The first few years the conditions were ok. But then a new company took over and made changes to get more profits. Our jobs became more stressful. The shift patterns became more and more unworkable as the company found it cheaper to increase our hours and rely on us all to do overtime, then if they had employed the number of staff needed to do the jobs. I ended up with my first burnout which may have been a breakdown and so I quit. (I did not know what was happening to me mentally so I told them an excuse that I wanted to run a business and I did want to as it was to try to lessen the stress, but nothing came of the business, and I ended up with a few years of either no income or low income after successive burnouts until eventually I had to quit working all together to preserve my mental and physical health). But it was not the pay at all. Staff said "We are not paid enough to put up with this" but to be totally honest, had their pay doubled or even tripled they would have said the same, because it was the conditions they were working in that was the real issue. The pay was a separate issue altogether! And the same goes for the NHS.

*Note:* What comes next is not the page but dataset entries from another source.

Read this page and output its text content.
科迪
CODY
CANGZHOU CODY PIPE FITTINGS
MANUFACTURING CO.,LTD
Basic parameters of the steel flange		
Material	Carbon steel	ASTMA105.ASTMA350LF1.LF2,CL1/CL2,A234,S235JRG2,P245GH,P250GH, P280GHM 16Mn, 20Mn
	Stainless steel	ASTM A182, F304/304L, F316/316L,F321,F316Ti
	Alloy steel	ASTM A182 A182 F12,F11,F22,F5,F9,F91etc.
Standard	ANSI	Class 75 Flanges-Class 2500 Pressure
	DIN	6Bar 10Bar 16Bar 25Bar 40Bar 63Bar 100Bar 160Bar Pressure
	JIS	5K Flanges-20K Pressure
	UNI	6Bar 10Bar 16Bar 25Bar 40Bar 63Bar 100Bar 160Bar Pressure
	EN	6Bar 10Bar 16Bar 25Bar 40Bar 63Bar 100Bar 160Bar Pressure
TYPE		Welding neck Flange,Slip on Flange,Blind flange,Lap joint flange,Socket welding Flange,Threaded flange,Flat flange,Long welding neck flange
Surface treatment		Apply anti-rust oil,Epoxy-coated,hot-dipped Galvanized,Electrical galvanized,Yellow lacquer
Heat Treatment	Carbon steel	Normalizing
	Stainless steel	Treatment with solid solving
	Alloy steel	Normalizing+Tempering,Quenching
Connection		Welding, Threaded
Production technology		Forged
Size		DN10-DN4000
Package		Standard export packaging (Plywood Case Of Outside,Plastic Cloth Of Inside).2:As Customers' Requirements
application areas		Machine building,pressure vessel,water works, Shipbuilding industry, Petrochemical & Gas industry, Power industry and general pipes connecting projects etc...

For most staff, if they had no pay rise but instead had easier more favourable conditions where their system worked and went together better so that everything "Gelled" well like a nice smoothrunning machine, they would stay. The pay is actually irrelevent because even if their pay doubled, they would be facing the same stress! (Of course their pay needs to be such that it keeps them happy, but that is not the point. The point is that it is the conditions that need addressing as the cause and not the pay like the news is trying to say, though lets give them a pay rise anyway if we can! :D ).

And one thing I will say which might help the NHS is to take a look how the retail or the parcels industries works because their systems are some of the most efficient ways of completing the tasks to bring in the money that I have ever seen and I will say that though the NHS is not about making money... If one concentrates on how the retail sector focuses on customer experience and making the most efficient ways to do a service or sell the right products for the customer (Think more of the servicing side as it is more appropiate of a comparisson) and if the NHS was run in the same way, patients would be in and out and seen to with all the operations done in no time because the retail sector is generally not burdened by unions and so its main focus is on the ability to train staff to multitask and specialize in their own areas at the same time... So staff are never idle or shouldn't be and yet because their system is designed to be easy to operate and well thought out and forever changing to adjust to new demands, if it was possible for the NHS to take some positive features as potential solutions by looking at the retail industry they may be in for quite a shock in how well and efficiet it is run. May I suggest a book called "Raving fans?"

While I understand the NHS is a different seanrio, if it can learn some possible solutions to make changes that work well for staff and patients alike, then it surely is a good thing?